Our approach, while data-constrained, is designed to maximize diversity and realism through dual generators that explicitly model distinct features. To address pathological variability, two expert cardiologists blindly assessed 200 randomly sampled synthetic images. The box plot in
Figure 9 represents the distribution of realism scores assigned by expert cardiologists to both real and synthetic OCT images, rated on a 5-point Likert scale. Real images consistently scored higher, with minimal variability and a median close to 4.5. In contrast, synthetic images, although scoring slightly lower in median realism (4.3), still fell within an acceptable range for clinical use. The wider interquartile range of synthetic images suggests slightly more variability in expert perception. Nonetheless, the overlap between the score distributions of real and synthetic images supports the claim that the synthetic data generated by the DGDFGAN framework achieve near-realistic visual fidelity.

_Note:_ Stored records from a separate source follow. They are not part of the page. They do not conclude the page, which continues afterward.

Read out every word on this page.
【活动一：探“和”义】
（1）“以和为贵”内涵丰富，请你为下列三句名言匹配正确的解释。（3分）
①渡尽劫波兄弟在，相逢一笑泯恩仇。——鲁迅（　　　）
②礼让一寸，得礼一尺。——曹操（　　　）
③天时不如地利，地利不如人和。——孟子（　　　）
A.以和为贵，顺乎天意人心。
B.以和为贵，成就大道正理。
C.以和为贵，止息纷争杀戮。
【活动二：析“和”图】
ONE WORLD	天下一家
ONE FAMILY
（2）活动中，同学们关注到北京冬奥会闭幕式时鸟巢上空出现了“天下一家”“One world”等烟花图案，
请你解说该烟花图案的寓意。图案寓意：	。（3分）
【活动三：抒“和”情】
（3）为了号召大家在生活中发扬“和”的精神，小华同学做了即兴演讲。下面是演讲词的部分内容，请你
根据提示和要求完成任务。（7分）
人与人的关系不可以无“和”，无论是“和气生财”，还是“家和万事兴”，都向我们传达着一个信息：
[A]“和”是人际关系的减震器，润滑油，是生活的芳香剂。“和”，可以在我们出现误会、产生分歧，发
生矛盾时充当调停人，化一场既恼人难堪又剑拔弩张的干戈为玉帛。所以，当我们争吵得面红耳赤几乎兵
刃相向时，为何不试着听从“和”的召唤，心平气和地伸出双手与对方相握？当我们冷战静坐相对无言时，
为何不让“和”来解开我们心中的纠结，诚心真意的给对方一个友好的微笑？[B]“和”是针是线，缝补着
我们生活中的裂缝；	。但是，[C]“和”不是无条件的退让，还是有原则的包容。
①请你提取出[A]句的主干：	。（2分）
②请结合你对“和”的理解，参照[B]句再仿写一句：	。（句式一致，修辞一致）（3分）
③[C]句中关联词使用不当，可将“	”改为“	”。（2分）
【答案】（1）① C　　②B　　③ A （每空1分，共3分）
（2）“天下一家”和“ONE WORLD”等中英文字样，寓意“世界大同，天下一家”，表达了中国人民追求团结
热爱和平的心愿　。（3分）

Figure 10 compares the misclassification rates for three plaque types when models are trained on real versus synthetic OCT images. For real images, the misclassification rates are low across all plaque types, with fibrous plaques at 2% and lipidic and calcified plaques at 1% each. Synthetic images show a slightly higher rate, with fibrous plaques at 4%, lipidic plaques at 3% and calcified plaques at 2%. Despite this modest increase, the misclassification rates remain within clinically acceptable thresholds. The ablation study evaluates several configurations that are derived from our proposed model for OCT image augmentation in terms of diversity, accuracy and realism. The results are presented in
Figure 11, where the baseline model is compared with different settings, including three optimized scenarios.
The baseline configuration, integrating both generators (G1 and G2) with all five discriminators, delivers the best diversity, realism and highest performance across all metrics. It achieves a PSNR of 28.7 dB, a SSIM value of 0.94, a FID score of 9.6 and a Dice score of 0.91. This configuration outperforms every other variant and is indicative of component synergy. In Ablation 1, where G2 (the anatomical generator) is removed, the model achieves a PSNR of 26.1 dB, a SSIM value of 0.89, a FID score of 14.3 and a Dice score of 0.84. The drop in the SSIM and Dice score suggests diminished anatomical fidelity. The removal of D1 in Ablation 2 results in a PSNR of 27 dB, a SSIM of 0.91 and FID and Dice scores of 12.8 and 0.87, respectively. While image quality remains decent, the classification performance suffers, indicating that D1 is essential for ensuring class-discriminative features in the synthetic images. Removing D2 in Ablation 3 results in PSNR = 27.2 dB, SSIM = 0.90, FID = 13.1 and Dice score = 0.86. This moderate drop indicates that local fine-grained textures are compromised. The Ablation 4 version achieves PSNR = 26.5 dB, SSIM = 0.88, FID = 15.0 and Dice score = 0.83. The removal of D3 drastically impacts visual quality, increasing the FID score and reducing PSNR. The setup of Ablation 5 produces PSNR = 26.3 dB, SSIM = 0.87, FID = 14.7 and Dice score = 0.82. The low SSIM and Dice score reflect disruption in OCT layer alignment, whereas the removal of D5 in Ablation 6 negatively impacts perceptual quality.
The optimized scenarios A, B, C and D were examined, with scenario A only including G1, D1, D2 and D3. This scenario exhibits PSNR = 27.3 dB, SSIM = 0.91, FID = 12.2 and Dice score = 0.87. Scenario B only includes G2, D1, D3 and D4, with PSNR = 27.4 dB, SSIM = 0.92, FID = 11.8 and Dice score = 0.88. Configuration C only takes into consideration G1, G2, D1, D2 and D3 while discarding other blocks. The implementation of scenario D for optimized ablation embeds G1, G2, D1, D3 and D5, with PSNR = 27.9 dB, SSIM = 0.92, FID = 10.4 and Dice score = 0.88. All ablation configurations, including scenarios A, B, C and D, perform reasonably well, but they underperform compared with the proposed baseline model.